Mir geht’s wieder etwas besser und so steht der Tour zum Cotopaxi heute nichts im Weg. Treffpunkt ist 6:30 Uhr vor dem Hostel. Wir sind 10 Teilnehmer und somit eine überschaubare Gruppe. Es geht Richtung Süden und nach Zwischenstopp zum Frühstück erreichen wir den Parkplatz am Cotopaxi auf ca. 4.500m gegen 11:30 Uhr.

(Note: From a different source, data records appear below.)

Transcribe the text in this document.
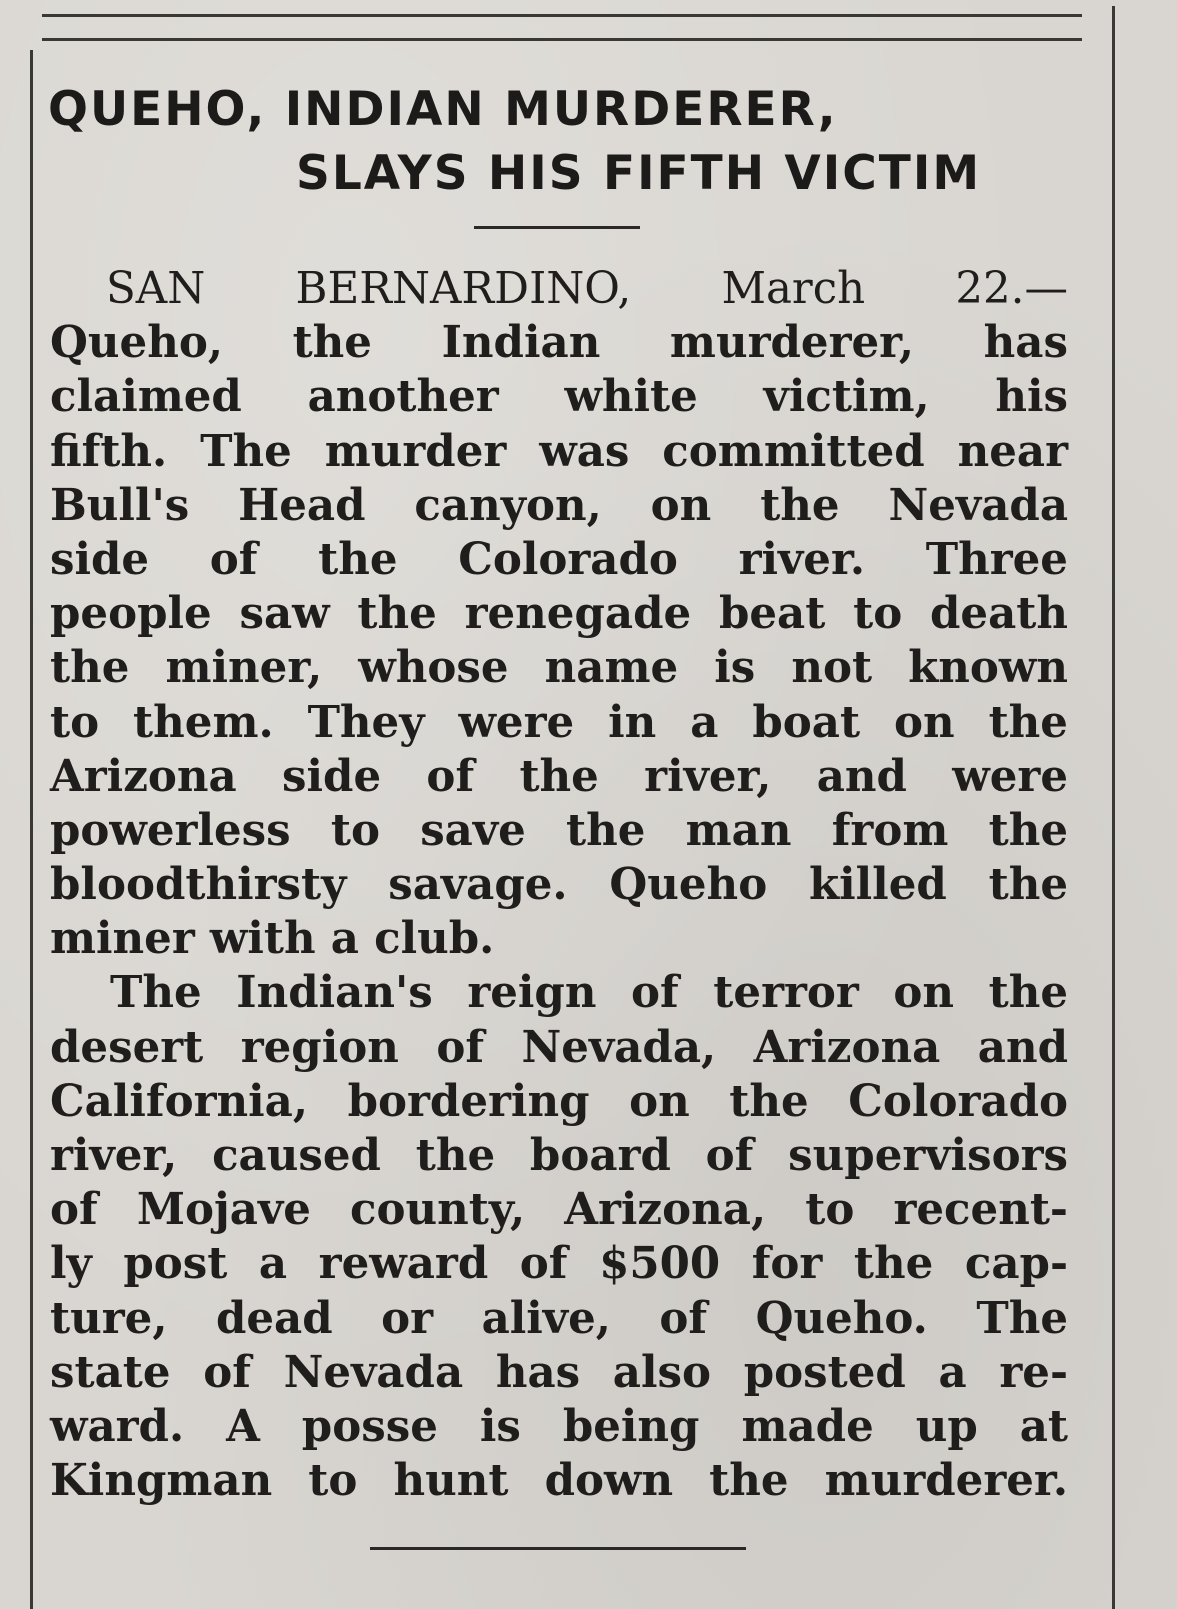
QUEHO, INDIAN MURDERER,
SLAYS HIS FIFTH VICTIM
SAN BERNARDINO, March 22.—
Queho, the Indian murderer, has
claimed another white victim, his
fifth. The murder was committed near
Bull's Head canyon, on the Nevada
side of the Colorado river. Three
people saw the renegade beat to death
the miner, whose name is not known
to them. They were in a boat on the
Arizona side of the river, and were
powerless to save the man from the
bloodthirsty savage. Queho killed the
miner with a club.
The Indian's reign of terror on the
desert region of Nevada, Arizona and
California, bordering on the Colorado
river, caused the board of supervisors
of Mojave county, Arizona, to recent-
ly post a reward of $500 for the cap-
ture, dead or alive, of Queho. The
state of Nevada has also posted a re-
ward. A posse is being made up at
Kingman to hunt down the murderer.
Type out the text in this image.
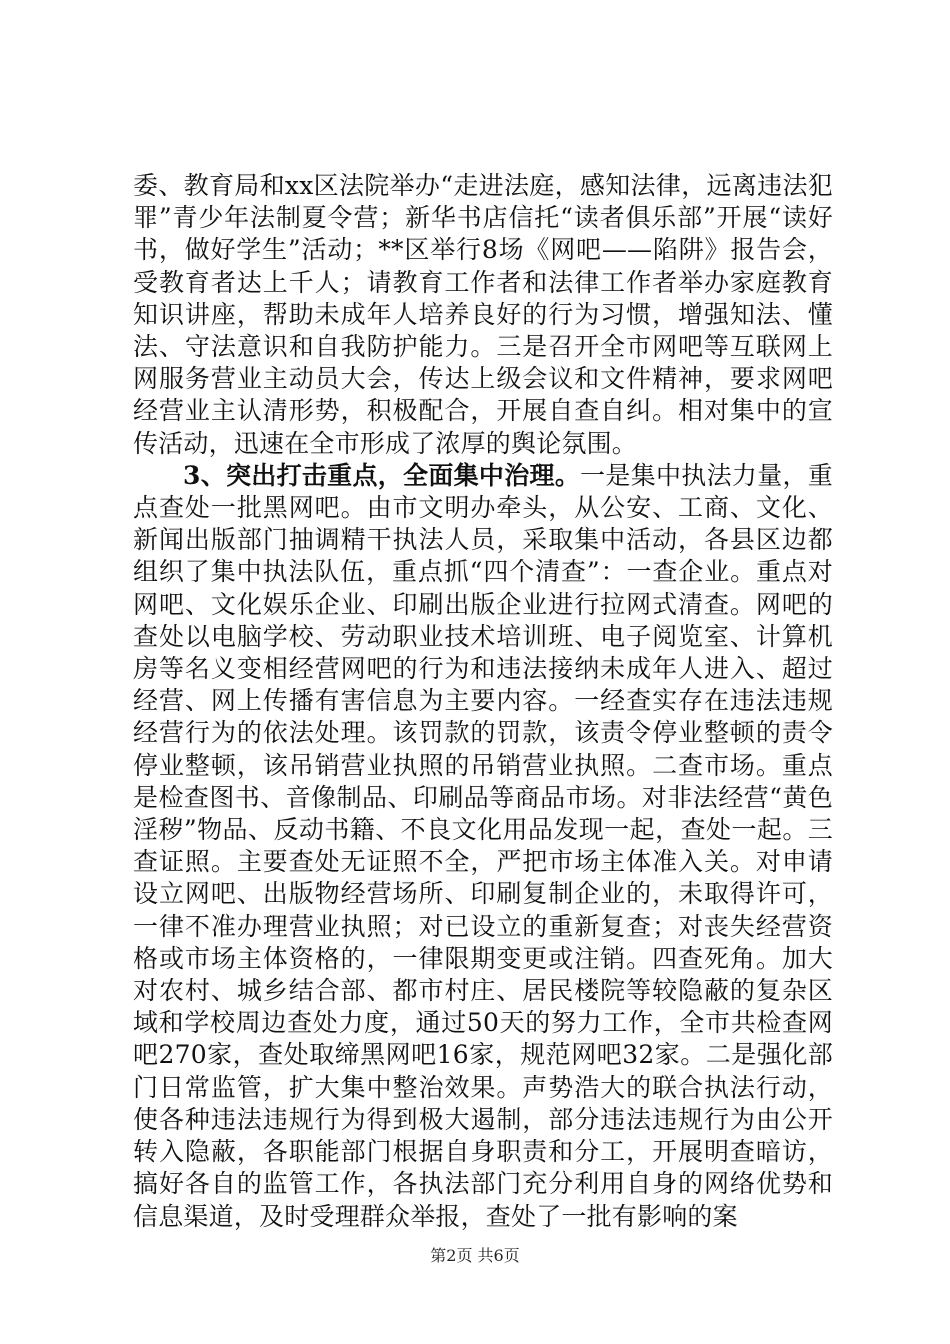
委、教育局和xx区法院举办“走进法庭，感知法律，远离违法犯罪”青少年法制夏令营；新华书店信托“读者俱乐部”开展“读好书，做好学生”活动；**区举行8场《网吧——陷阱》报告会，受教育者达上千人；请教育工作者和法律工作者举办家庭教育知识讲座，帮助未成年人培养良好的行为习惯，增强知法、懂法、守法意识和自我防护能力。三是召开全市网吧等互联网上网服务营业主动员大会，传达上级会议和文件精神，要求网吧经营业主认清形势，积极配合，开展自查自纠。相对集中的宣传活动，迅速在全市形成了浓厚的舆论氛围。

3、突出打击重点，全面集中治理。一是集中执法力量，重点查处一批黑网吧。由市文明办牵头，从公安、工商、文化、新闻出版部门抽调精干执法人员，采取集中活动，各县区边都组织了集中执法队伍，重点抓“四个清查”：一查企业。重点对网吧、文化娱乐企业、印刷出版企业进行拉网式清查。网吧的查处以电脑学校、劳动职业技术培训班、电子阅览室、计算机房等名义变相经营网吧的行为和违法接纳未成年人进入、超过经营、网上传播有害信息为主要内容。一经查实存在违法违规经营行为的依法处理。该罚款的罚款，该责令停业整顿的责令停业整顿，该吊销营业执照的吊销营业执照。二查市场。重点是检查图书、音像制品、印刷品等商品市场。对非法经营“黄色淫秽”物品、反动书籍、不良文化用品发现一起，查处一起。三查证照。主要查处无证照不全，严把市场主体准入关。对申请设立网吧、出版物经营场所、印刷复制企业的，未取得许可，一律不准办理营业执照；对已设立的重新复查；对丧失经营资格或市场主体资格的，一律限期变更或注销。四查死角。加大对农村、城乡结合部、都市村庄、居民楼院等较隐蔽的复杂区域和学校周边查处力度，通过50天的努力工作，全市共检查网吧270家，查处取缔黑网吧16家，规范网吧32家。二是强化部门日常监管，扩大集中整治效果。声势浩大的联合执法行动，使各种违法违规行为得到极大遏制，部分违法违规行为由公开转入隐蔽，各职能部门根据自身职责和分工，开展明查暗访，搞好各自的监管工作，各执法部门充分利用自身的网络优势和信息渠道，及时受理群众举报，查处了一批有影响的案

第2页 共6页
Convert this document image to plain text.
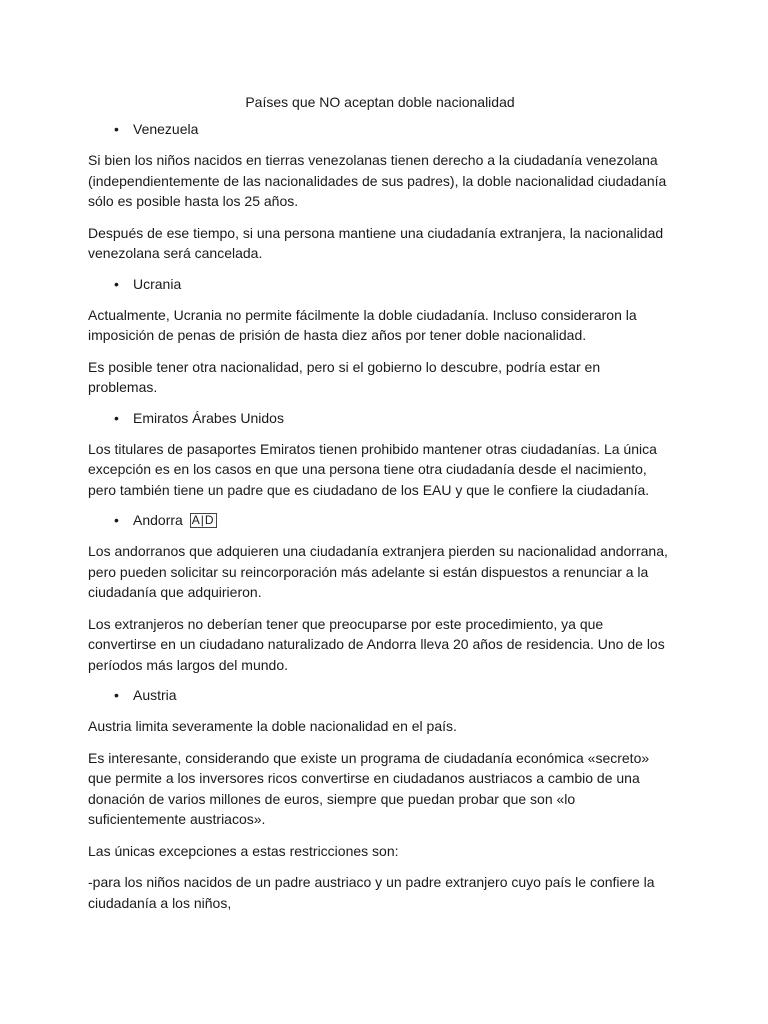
Países que NO aceptan doble nacionalidad
• Venezuela

Si bien los niños nacidos en tierras venezolanas tienen derecho a la ciudadanía venezolana (independientemente de las nacionalidades de sus padres), la doble nacionalidad ciudadanía sólo es posible hasta los 25 años.

Después de ese tiempo, si una persona mantiene una ciudadanía extranjera, la nacionalidad venezolana será cancelada.

• Ucrania

Actualmente, Ucrania no permite fácilmente la doble ciudadanía. Incluso consideraron la imposición de penas de prisión de hasta diez años por tener doble nacionalidad.

Es posible tener otra nacionalidad, pero si el gobierno lo descubre, podría estar en problemas.

• Emiratos Árabes Unidos

Los titulares de pasaportes Emiratos tienen prohibido mantener otras ciudadanías. La única excepción es en los casos en que una persona tiene otra ciudadanía desde el nacimiento, pero también tiene un padre que es ciudadano de los EAU y que le confiere la ciudadanía.

• Andorra A|D

Los andorranos que adquieren una ciudadanía extranjera pierden su nacionalidad andorrana, pero pueden solicitar su reincorporación más adelante si están dispuestos a renunciar a la ciudadanía que adquirieron.

Los extranjeros no deberían tener que preocuparse por este procedimiento, ya que convertirse en un ciudadano naturalizado de Andorra lleva 20 años de residencia. Uno de los períodos más largos del mundo.

• Austria

Austria limita severamente la doble nacionalidad en el país.

Es interesante, considerando que existe un programa de ciudadanía económica «secreto» que permite a los inversores ricos convertirse en ciudadanos austriacos a cambio de una donación de varios millones de euros, siempre que puedan probar que son «lo suficientemente austriacos».

Las únicas excepciones a estas restricciones son:

-para los niños nacidos de un padre austriaco y un padre extranjero cuyo país le confiere la ciudadanía a los niños,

Am Weg dorthin durch den Park Cotopaxi zeigt sich der Vulkan schon von seiner schönen Seite. Wir haben heute mit dem Wetter ziemliches Glück, da wenig Wolken den Gipfel bedecken. Zudem ist die Landschaft atemberaubend wild, karg, ursprünglich und schimmert in vielerlei Farben und Schattierungen. Einfach klasse für mich, der die Berge so liebt.

Einschub:
Der Cotopaxi ist mit 5.897 m der zweithöchste Berg Ecuadors und einer der höchsten aktiven Vulkane der Erde. Obwohl aktiv, ist er der am häufigsten bestiegene Berg des Landes und einer der meistbesuchten Gipfel Südamerikas.

Der Plan ist folgender. Wir steigen zum Basecamp auf ca. 4.800m auf, pausieren dort ein wenig. Und dann geht es noch bis an die Gletschergrenze auf ca. 5.020m. Danach steigen wir wieder zum Parkplatz ab, fahren ein Stück hinunter und wechseln dann aufs Mountain-Bike für einen kleinen “Downhill” bis zu einer Lagune.

Ich für mich bin gespannt, wie ich mit der Höhe zurecht komme. Insbesondere da es mir die letzten Tage nicht bestens ging und ich eine Erkältung von Cartagena noch mitschleppe… Also dann mal los. Ich laufe recht langam den ersten Anstieg hinauf und meine mir liegt ein Sack Zement auf dem Brustkorb, so schwer fällt mir das Atmen. Also, sofort anhalten, Luft bekommen und noch langsamer weitergehen. So langsam finde ich den Rhythmus und es geht stets etwas besser. Somit ist das Erreichen der Gletschergrenze dann auch machbar und sogar am Schluss auch als Erster :-). Alte Raucherlunge, wer sagt’s denn? Das Panorama ist fantastisch und ich bin stolz auf mich. What a day!

Der Abstieg ist dagegen ein leichtes und so sitzen wir bald auf den MTB’s zum 2. Teil des Ausflugs. Es beginnt kurz zu regnen, dann zu hageln und dann ist die Sonne wieder da. Es macht richtig Laune den Berg hinunter zu fahren. Wobei die extremen Bodenwellen und Auswaschungen ein großes Quentchen Aufmerksamkeit benötigen. An der Lagune angekommen, packen wir die Räder wieder aufs Dach und verabschieden uns aus dieser wunderschönen und wilden Landschaft.